Learning Platform
Глоссарий Troubleshooting
Урок 12.03 · 24 мин
Средний
generate_schema_nameSchema isolationMulti-developerProduction patternsMacro override

generate_schema_name override: per-developer и clean prod schemas

В большом проекте с многими developers — каждый запускает dbt run локально. Если все пишут в один shared dev schema, они наступают на ноги друг другу: Alice runs customer_metrics, Bob runs параллельно — конфликт, таблица перезаписывается.

Решение — per-developer schemas в dev: dbt_alice_dev, dbt_bob_dev. Каждый разработчик имеет свой namespace. В prod — clean schemas без префиксов: marts, staging.

dbt позволяет настроить это через override generate_schema_name macro. Этот урок — как переопределить, какие patterns common, и как наводить порядок в multi-developer environment.

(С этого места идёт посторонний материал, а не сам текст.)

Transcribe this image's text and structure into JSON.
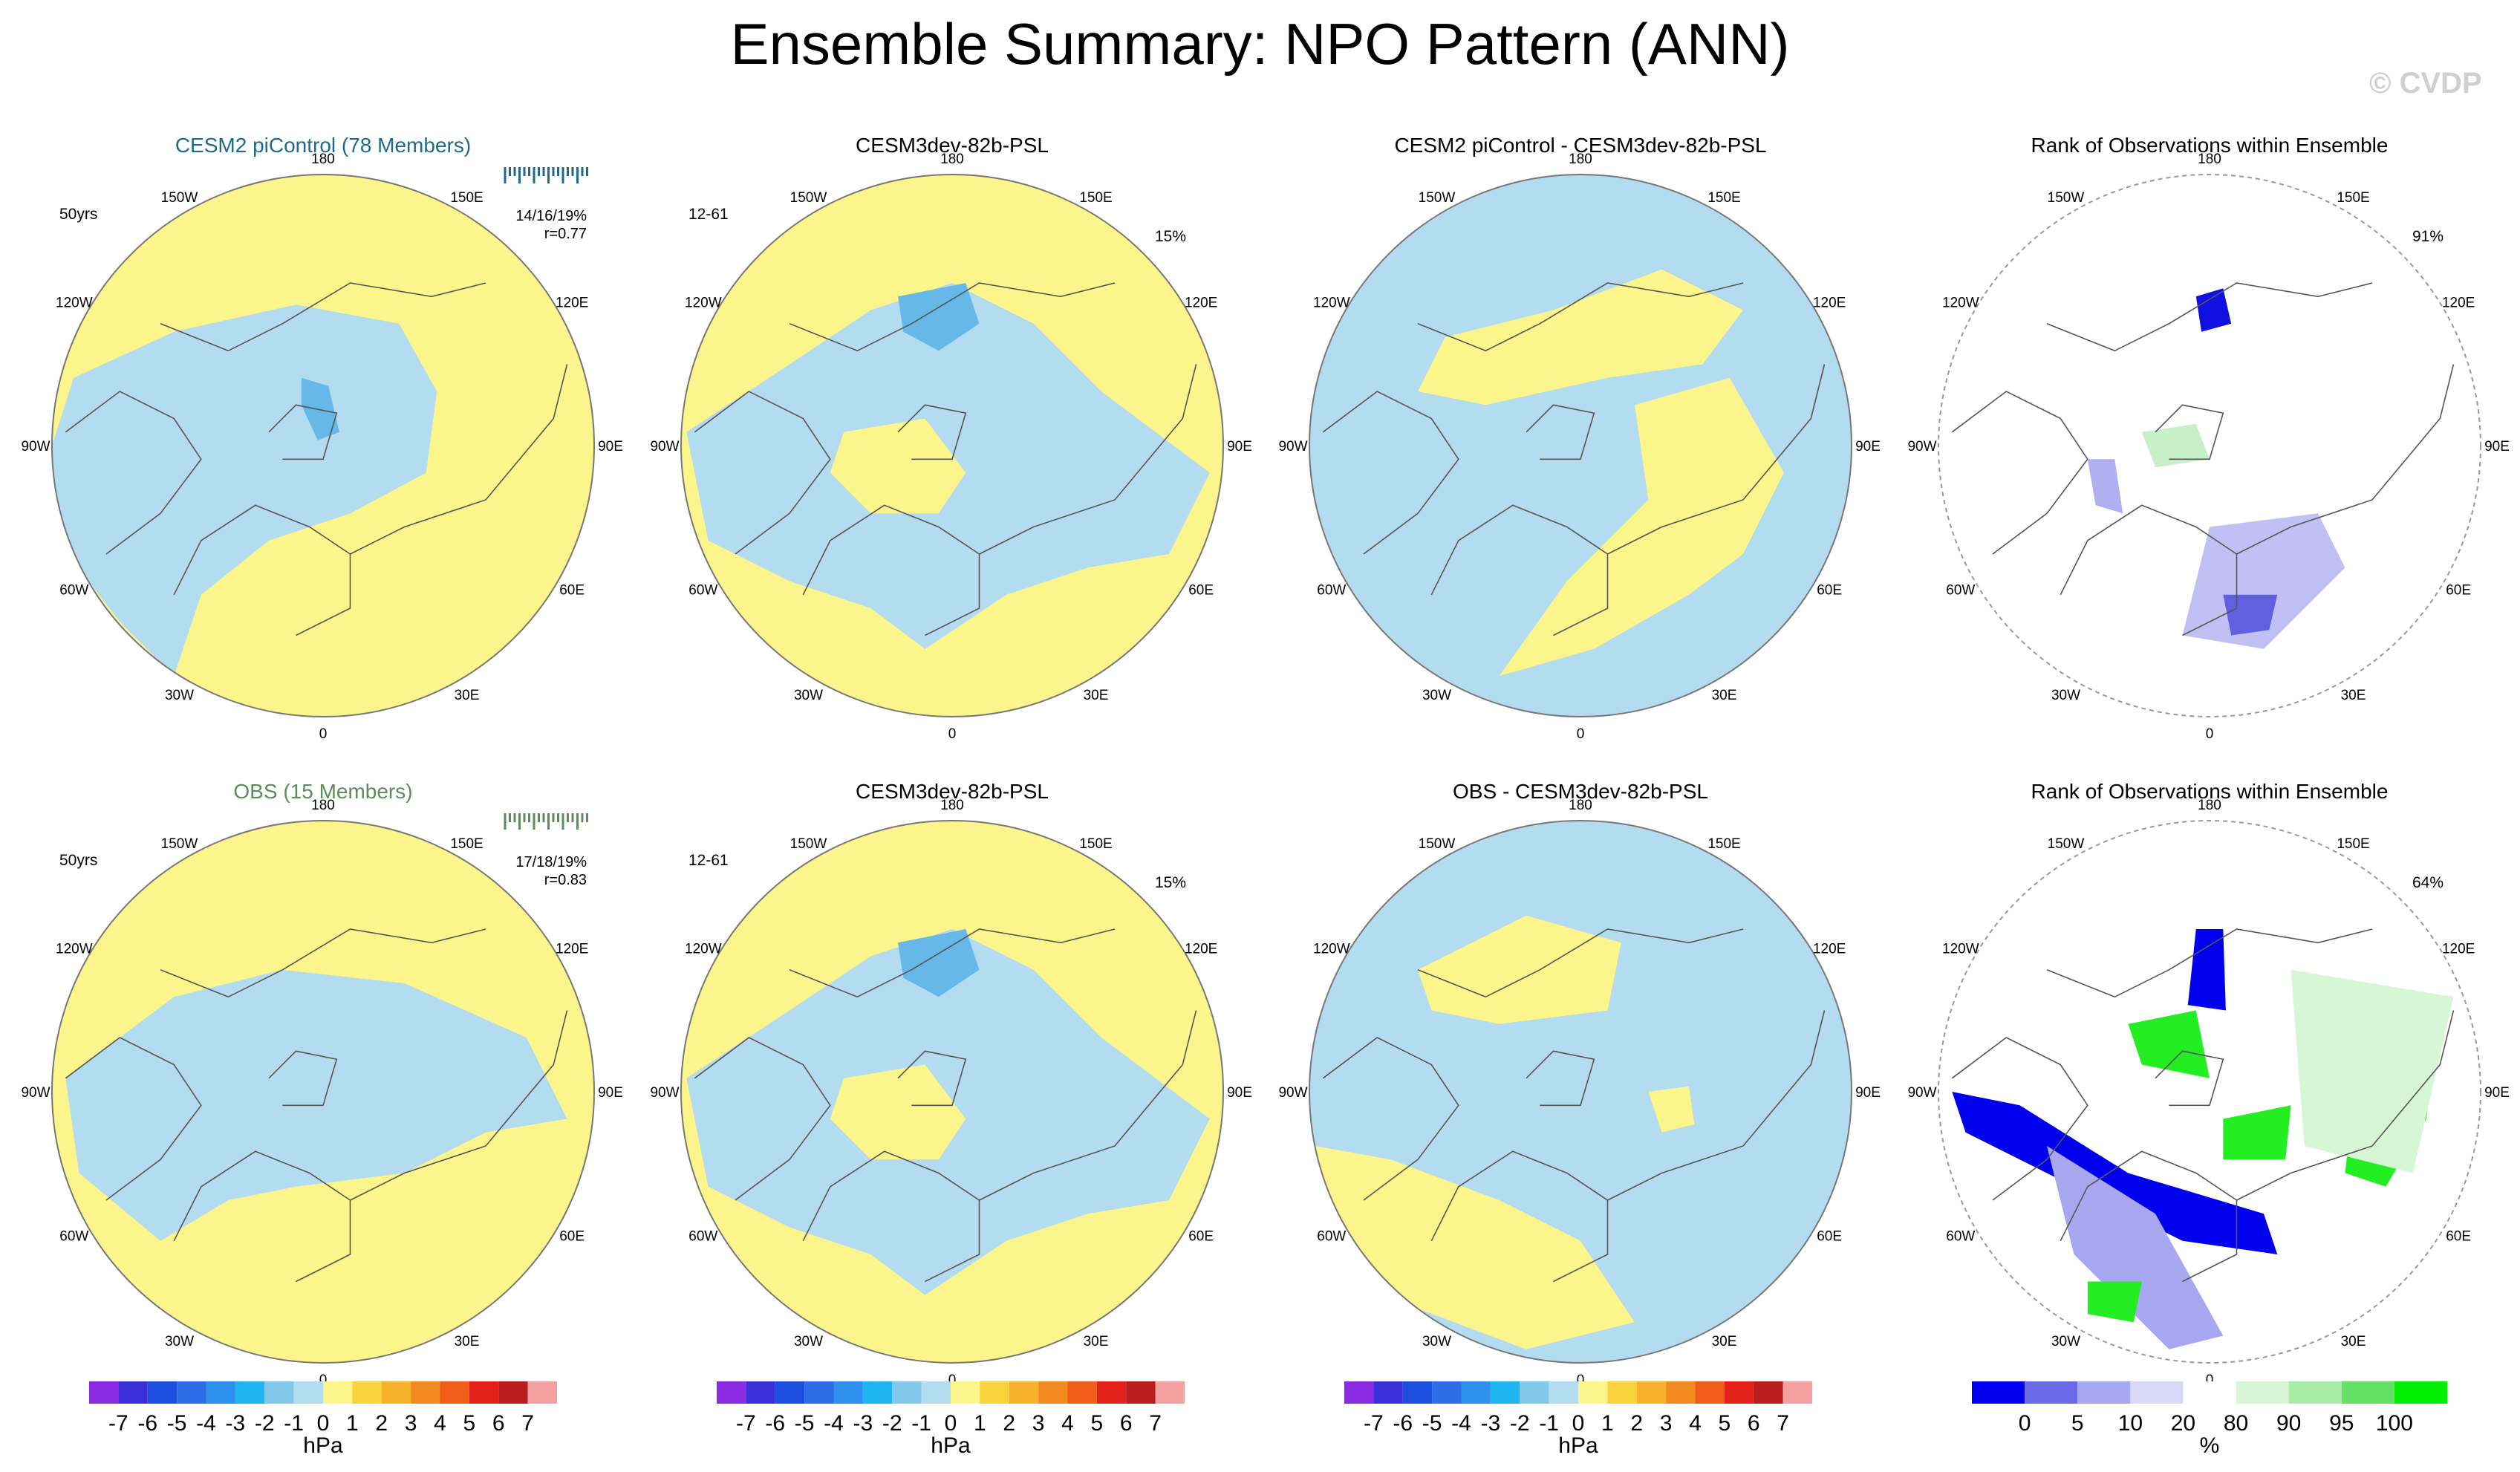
{
  "figure": {
    "title": "Ensemble Summary: NPO Pattern (ANN)",
    "watermark": "© CVDP"
  },
  "lon_labels": [
    "180",
    "150E",
    "120E",
    "90E",
    "60E",
    "30E",
    "0",
    "30W",
    "60W",
    "90W",
    "120W",
    "150W"
  ],
  "colors": {
    "positive_fill": "#fbf58b",
    "negative_fill": "#b4dcf1",
    "strong_negative": "#66b8e8",
    "coast": "#555555",
    "cesm2_title": "#1f6a8c",
    "obs_title": "#5c8b5c"
  },
  "panels": [
    {
      "title": "CESM2 piControl (78 Members)",
      "left_tag": "50yrs",
      "right_tag": "",
      "stats": "14/16/19%",
      "corr": "r=0.77",
      "title_color": "#1f6a8c",
      "kind": "pattern",
      "variant": "a"
    },
    {
      "title": "CESM3dev-82b-PSL",
      "left_tag": "12-61",
      "right_tag": "15%",
      "stats": "",
      "corr": "",
      "title_color": "#000000",
      "kind": "pattern",
      "variant": "b"
    },
    {
      "title": "CESM2 piControl - CESM3dev-82b-PSL",
      "left_tag": "",
      "right_tag": "",
      "stats": "",
      "corr": "",
      "title_color": "#000000",
      "kind": "pattern",
      "variant": "c"
    },
    {
      "title": "Rank of Observations within Ensemble",
      "left_tag": "",
      "right_tag": "91%",
      "stats": "",
      "corr": "",
      "title_color": "#000000",
      "kind": "rank",
      "variant": "r1"
    },
    {
      "title": "OBS (15 Members)",
      "left_tag": "50yrs",
      "right_tag": "",
      "stats": "17/18/19%",
      "corr": "r=0.83",
      "title_color": "#5c8b5c",
      "kind": "pattern",
      "variant": "d"
    },
    {
      "title": "CESM3dev-82b-PSL",
      "left_tag": "12-61",
      "right_tag": "15%",
      "stats": "",
      "corr": "",
      "title_color": "#000000",
      "kind": "pattern",
      "variant": "b"
    },
    {
      "title": "OBS - CESM3dev-82b-PSL",
      "left_tag": "",
      "right_tag": "",
      "stats": "",
      "corr": "",
      "title_color": "#000000",
      "kind": "pattern",
      "variant": "e"
    },
    {
      "title": "Rank of Observations within Ensemble",
      "left_tag": "",
      "right_tag": "64%",
      "stats": "",
      "corr": "",
      "title_color": "#000000",
      "kind": "rank",
      "variant": "r2"
    }
  ],
  "hpa_colorbar": {
    "labels": [
      "-7",
      "-6",
      "-5",
      "-4",
      "-3",
      "-2",
      "-1",
      "0",
      "1",
      "2",
      "3",
      "4",
      "5",
      "6",
      "7"
    ],
    "colors": [
      "#8a2be2",
      "#3a2fd9",
      "#1c4fe0",
      "#2f6ce8",
      "#2e90ee",
      "#1fb5f2",
      "#82c8ec",
      "#b4dcf1",
      "#fbf58b",
      "#f8d33b",
      "#f6b22a",
      "#f38a1f",
      "#ef5d18",
      "#e1211a",
      "#b81c1c",
      "#f4a0a0"
    ],
    "unit": "hPa"
  },
  "rank_colorbar": {
    "labels": [
      "0",
      "5",
      "10",
      "20",
      "80",
      "90",
      "95",
      "100"
    ],
    "colors": [
      "#0000ee",
      "#6a6ae8",
      "#a8a8f0",
      "#d8d8f6",
      "#ffffff",
      "#d6f6d6",
      "#a8eca8",
      "#64e064",
      "#00ee00"
    ],
    "unit": "%"
  }
}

dbt-iii: generate_schema_name — полный разбор механизма

Default behavior без override

dbt по умолчанию имеет:

schema = target.schema           # если YAML +schema не set
schema = target.schema + '_' + custom_schema   # если +schema: 'custom'

Например, target.schema = 'main':

  • Model без +schema -> main
  • Model с +schema: marts -> main_marts

Это append pattern. На prod часто это нежелательно — хочется marts чисто.

И для dev — все developers пишут в main_marts, конфликты.


Override syntax

В macros/get_custom_schema.sql (имя файла любое):

{% macro generate_schema_name(custom_schema_name, node) -%}
    {%- set default_schema = target.schema -%}

    {%- if target.name == 'prod' -%}
        {%- if custom_schema_name is none -%}
            {{ default_schema }}
        {%- else -%}
            {{ custom_schema_name | trim }}
        {%- endif -%}

    {%- elif target.name == 'dev' -%}
        {%- if custom_schema_name is none -%}
            {{ default_schema }}
        {%- else -%}
            {{ default_schema }}_{{ custom_schema_name | trim }}
        {%- endif -%}

    {%- else -%}
        {{ default_schema }}_{{ custom_schema_name | trim }}
    {%- endif -%}
{%- endmacro %}

Что делает:

  • В prod: +schema: marts -> schema = marts (clean, no prefix)
  • В dev: +schema: marts -> schema = dbt_alice_dev_marts (with prefix)
  • В other targets (ci): same dev-like behavior

dbt автоматически использует этот override при resolve schema names.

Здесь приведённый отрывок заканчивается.